South Africa’s disaster management system, which is a policy framework for dealing with emergencies, outlines the capacity of the state to coordinate and communicate across different levels and functions of government and society, to mobilise the necessary intelligence, resources and actions required in times of an emergency.
The onset of Covid-19 revealed some fractures in the disaster management frameworks. These shortcomings included functional disputes in terms of who within the state (national, provincial and city) is responsible for what during disasters and emergencies.

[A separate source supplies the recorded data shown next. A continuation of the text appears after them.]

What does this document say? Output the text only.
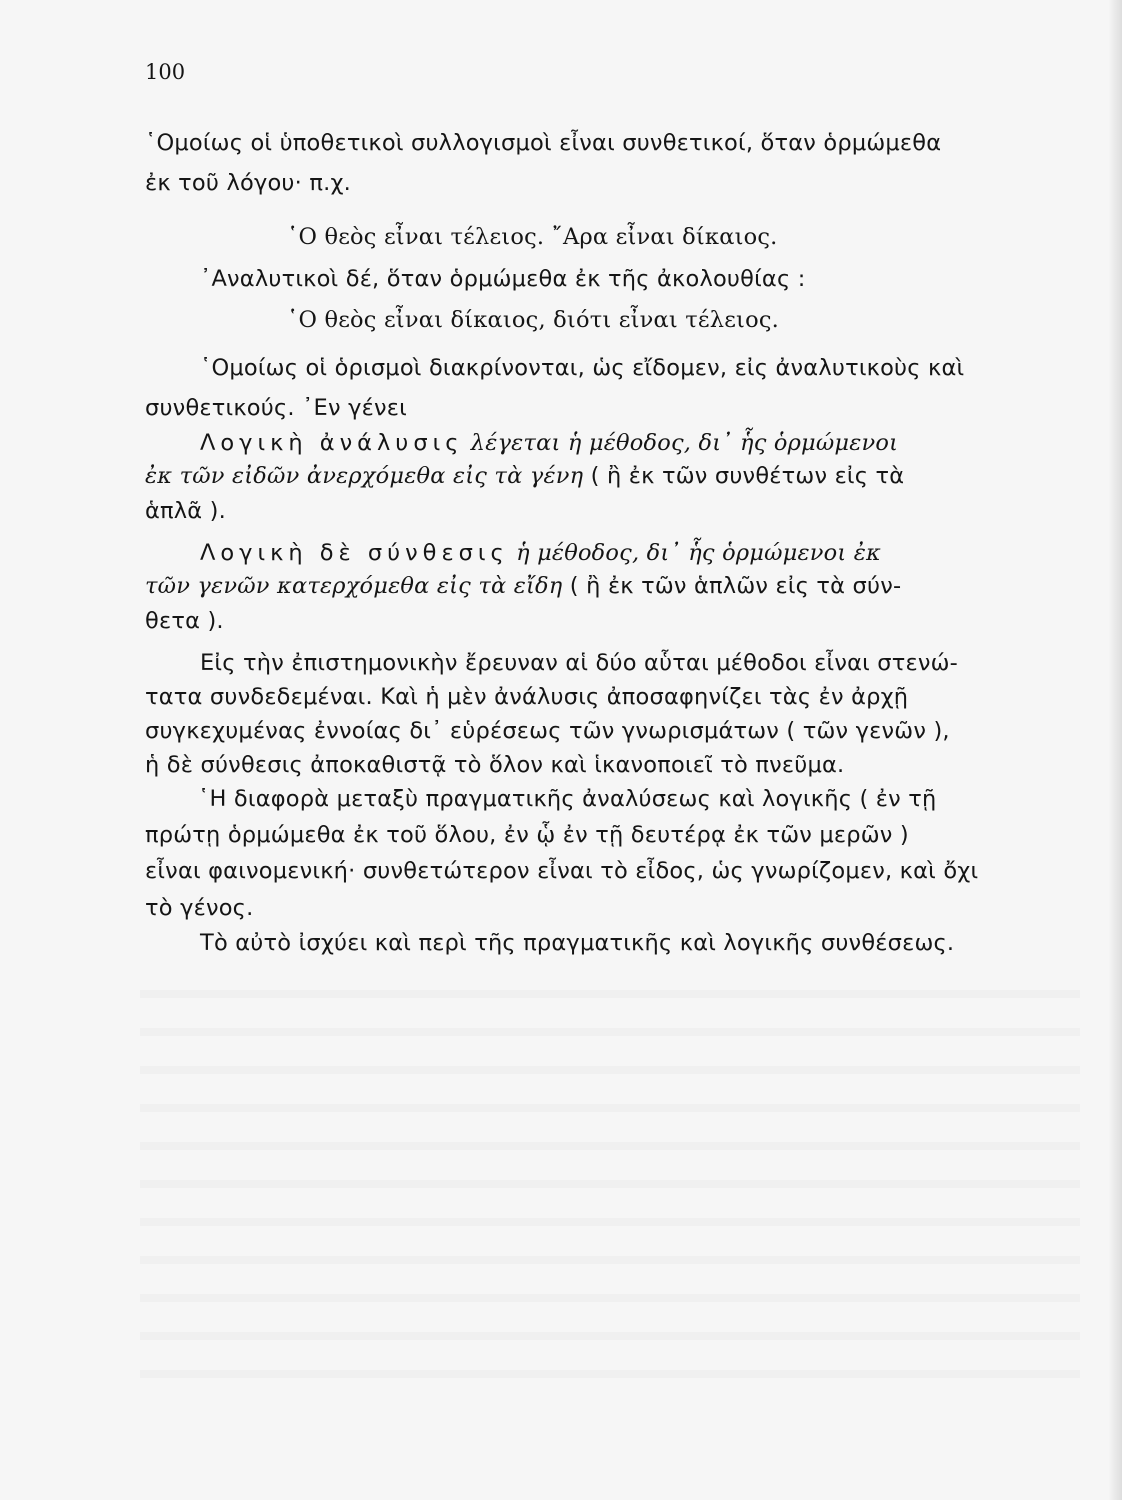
100
῾Ομοίως οἱ ὑποθετικοὶ συλλογισμοὶ εἶναι συνθετικοί, ὅταν ὁρμώμεθα
ἐκ τοῦ λόγου· π.χ.
῾Ο θεὸς εἶναι τέλειος. ῎Αρα εἶναι δίκαιος.
᾿Αναλυτικοὶ δέ, ὅταν ὁρμώμεθα ἐκ τῆς ἀκολουθίας :
῾Ο θεὸς εἶναι δίκαιος, διότι εἶναι τέλειος.
῾Ομοίως οἱ ὁρισμοὶ διακρίνονται, ὡς εἴδομεν, εἰς ἀναλυτικοὺς καὶ
συνθετικούς. ᾿Εν γένει
Λογικὴ ἀνάλυσις λέγεται ἡ μέθοδος, δι᾿ ἧς ὁρμώμενοι
ἐκ τῶν εἰδῶν ἀνερχόμεθα εἰς τὰ γένη ( ἢ ἐκ τῶν συνθέτων εἰς τὰ
ἁπλᾶ ).
Λογικὴ δὲ σύνθεσις ἡ μέθοδος, δι᾿ ἧς ὁρμώμενοι ἐκ
τῶν γενῶν κατερχόμεθα εἰς τὰ εἴδη ( ἢ ἐκ τῶν ἁπλῶν εἰς τὰ σύν-
θετα ).
Εἰς τὴν ἐπιστημονικὴν ἔρευναν αἱ δύο αὗται μέθοδοι εἶναι στενώ-
τατα συνδεδεμέναι. Καὶ ἡ μὲν ἀνάλυσις ἀποσαφηνίζει τὰς ἐν ἀρχῇ
συγκεχυμένας ἐννοίας δι᾿ εὑρέσεως τῶν γνωρισμάτων ( τῶν γενῶν ),
ἡ δὲ σύνθεσις ἀποκαθιστᾷ τὸ ὅλον καὶ ἱκανοποιεῖ τὸ πνεῦμα.
῾Η διαφορὰ μεταξὺ πραγματικῆς ἀναλύσεως καὶ λογικῆς ( ἐν τῇ
πρώτῃ ὁρμώμεθα ἐκ τοῦ ὅλου, ἐν ᾧ ἐν τῇ δευτέρᾳ ἐκ τῶν μερῶν )
εἶναι φαινομενική· συνθετώτερον εἶναι τὸ εἶδος, ὡς γνωρίζομεν, καὶ ὄχι
τὸ γένος.
Τὸ αὐτὸ ἰσχύει καὶ περὶ τῆς πραγματικῆς καὶ λογικῆς συνθέσεως.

An all-of-society collaboration in times of crises is critical as demonstrated in the cities’ responses to a number of crises that beset them. There is an ever-greater need for co-governance and co-creation and levels of trust in mounting a responsive and sustainable emergency response. An all-of-society approach includes a participatory emergency governance approach, which combines a range of actors that include research institutions and academia, the state (all spheres), private sector, civil society and residents. An effective all-of-society approach requires genuine relationships to be forged with all partners. Cities should strive at all times to be open and willing to involve citizens in decision-making during emergencies through citizen assemblies, online consultations and crowdsourcing solutions among others.
Cities’ emergency response plans must not only be about those that live in the well-serviced centres, but must include those that live in the outskirts too. Emergencies disproportionately affect marginalised people, who are already economically and socially vulnerable. Human rights and social justice must be integral to the emergency and disaster governance response. Speedy emergency responses may not only be beneficial for the vulnerable but can go a long way in further protecting them from current and impending inequalities. The need to respond to the homeless plight during the Covid 19 pandemic was one of the positive aspects of this inclusive and people-centred response to emergencies.
The adage goes “never waste a good crisis”, and it follows that disasters and emergencies should be used by our cities as an opportunity to learn, innovate and bring about systemic changes to mitigate future risks.